In Reversal, State Agency OKs Controversial Fence Between RDU and Umstead State Park

May 6, 2021

May 5—CARY — Raleigh-Durham International Airport has received a state environmental permit that it needs to build a security fence near William B. Umstead State Park, though it's not clear when construction might begin.

RDU says it needs the eight-foot chain-link fence topped with barbed wire to keep off-road cyclists and others from trespassing on its property off Old Reedy Creek Road. Airport officials say the trails, jumps and obstacles that cyclists have built through the woods pose a legal liability for the airport and have degraded streams on the property.

The six-mile fence is among several projects that RDU has put on hold after the COVID-19 pandemic decimated air travel and airport revenue. In late 2019, RDU officials estimated the fence would cost $2.4 million to build.

Staff at the Airport Authority will decide when to bring a proposed construction contract to RDU's governing board, said spokeswoman Stephanie Hawco.

"The perimeter fence is one of many important projects the Authority will prioritize as passenger traffic recovers," Hawco wrote in an email.

Opponents of the fence say it's unnecessary, because existing fences keep people away from runways and other parts of the airport, and that it will do more damage to the environment than it would prevent. The airport plans to cut and maintain a 10- to 30-foot cleared area along the fence that it can use for maintenance.

Jean Spooner, leader of the Umstead Coalition, the advocacy group for the park, calls the planned fence "an embarrassment and insult to our community" and the park. Spooner said the Airport Authority should find a solution the public supports.

"This is sadly the opposite," Spooner wrote in an email Wednesday. "We request that the RDUAA Board put an end to this extreme blow to the airport's community relations."

Much of the fence will follow the western border of Umstead State Park. The state Division of Parks and Recreation has argued against the barrier, saying it would impede the movement of wildlife, help introduce invasive plant species and reduce water quality in streams in the park.

The fence will require Umstead to re-route a section of the decades-old Reedy Creek multi-use trail, where it makes a 45-degree turn near the airport. That turn is actually on airport property, and the fence would cross the trail there in two places.

John Fullwood, the former acting director of state parks, also argued that the miles of chain-link and barbed wire would do less tangible damage to Umstead.

"By creating a permanent eyesore along the park border and marring the look and 'feel' of the park, the proposed fence would greatly harm a fundamental purpose of the park, namely, to provide public access to a natural setting for people to enjoy nature and improve their physical and mental health," Fullwood wrote in a letter to the state Division of Water Resources in January.

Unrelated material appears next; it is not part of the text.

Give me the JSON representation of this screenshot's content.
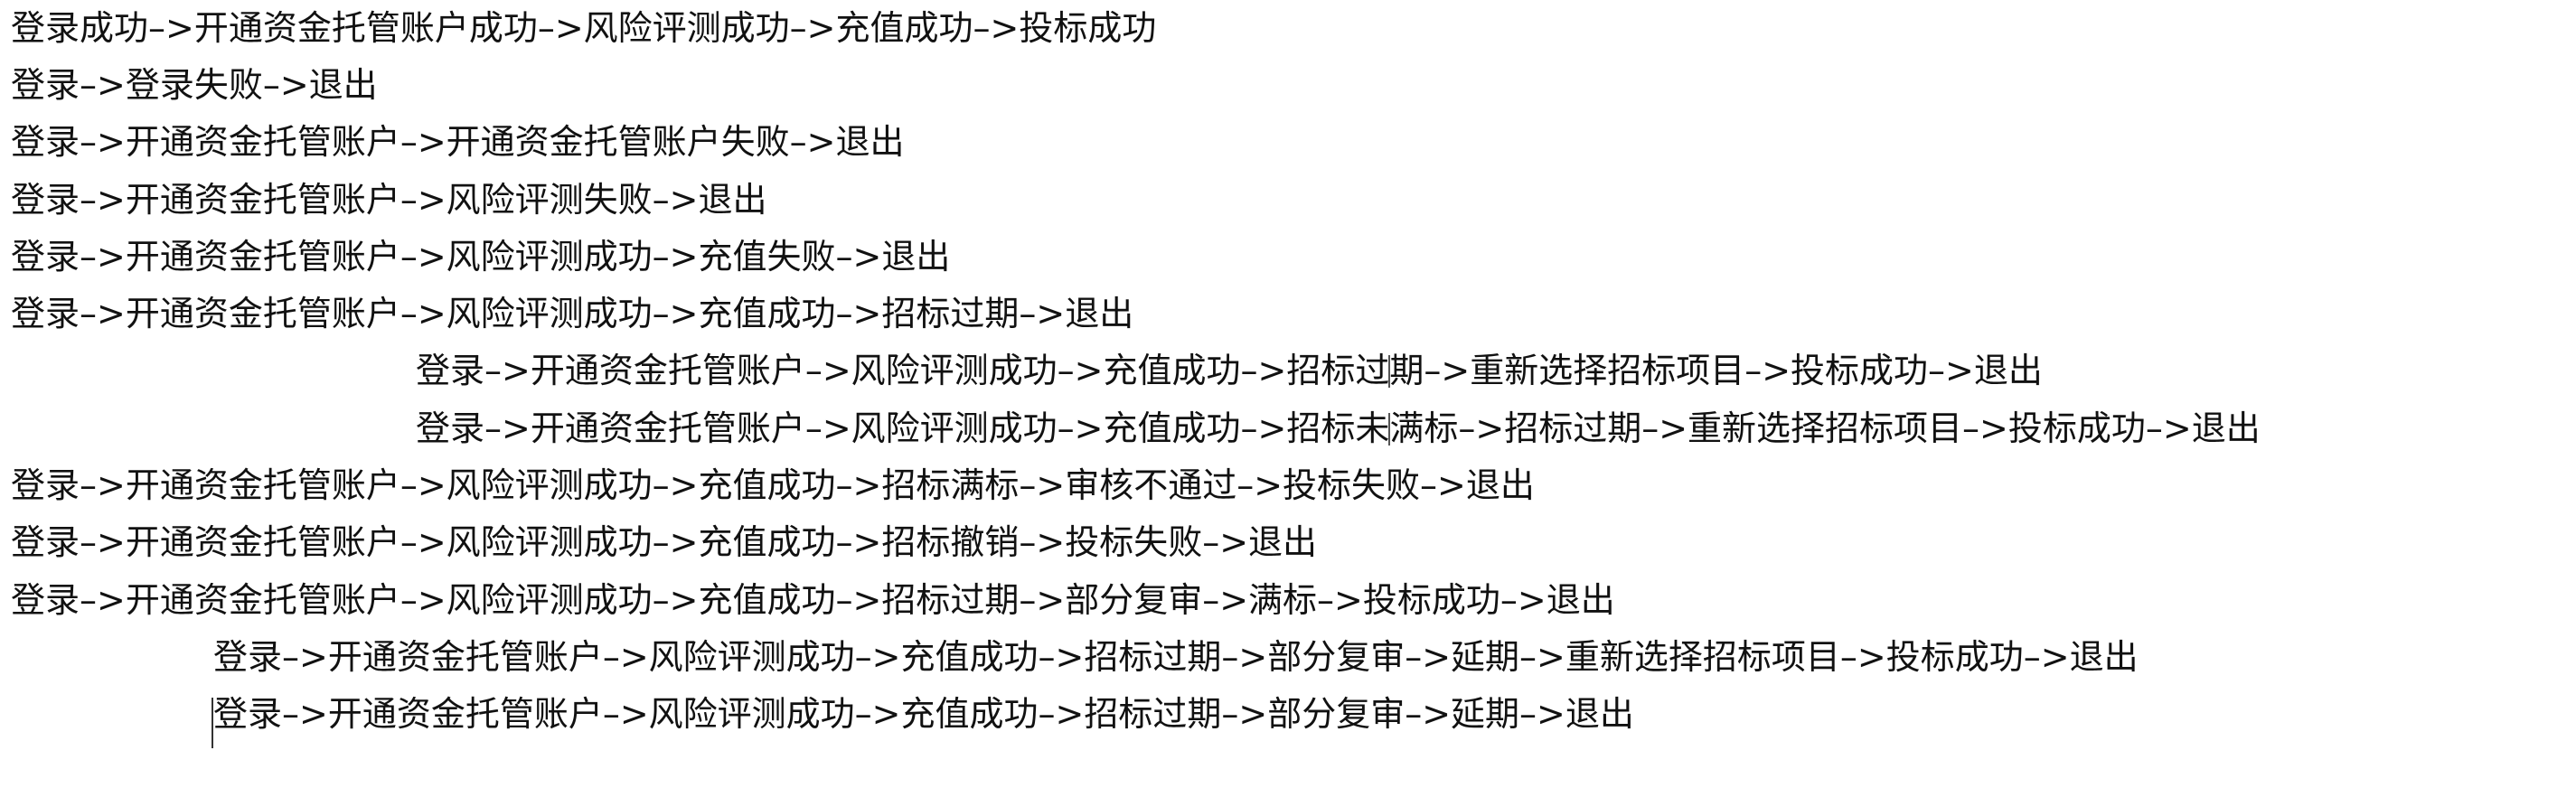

RDU gets the permit it needs

Last summer, the Division of Water Resources denied RDU's request to build the fence, saying it violated rules meant to protect water quality in the Neuse River basin. But RDU tweaked its application and tried again.

On Tuesday, the agency issued a permit allowing RDU to build the fence through riparian buffer areas around streams and wetlands covered by the Neuse River rules. Once it is built, the permit allows only foot traffic along the fence and forbids RDU from using chemicals to control vegetation. Where the fence crosses streams, RDU will have to build gates that it can open every time a flooding rain is forecast, to prevent leaves and debris from getting trapped.

Hawco, the RDU spokeswoman, said the airport doesn't need any additional permits to begin construction.

Originally, RDU proposed building a section of the fence around 105 acres it has leased for a quarry on the east side of Old Reedy Creek Road. RDU dropped that fence from its second request.

In announcing approval of the permit, the state Department of Environmental Quality noted that the decision does not indicate whether it will allow Wake Stone Corp. to build the rock quarry. A different DEQ agency, the Division of Energy, Mineral and Land Resources, is still reviewing the company's application to create a 400-foot-deep open pit mine between Old Reedy Creek Road and its existing quarry off North Harrison Avenue.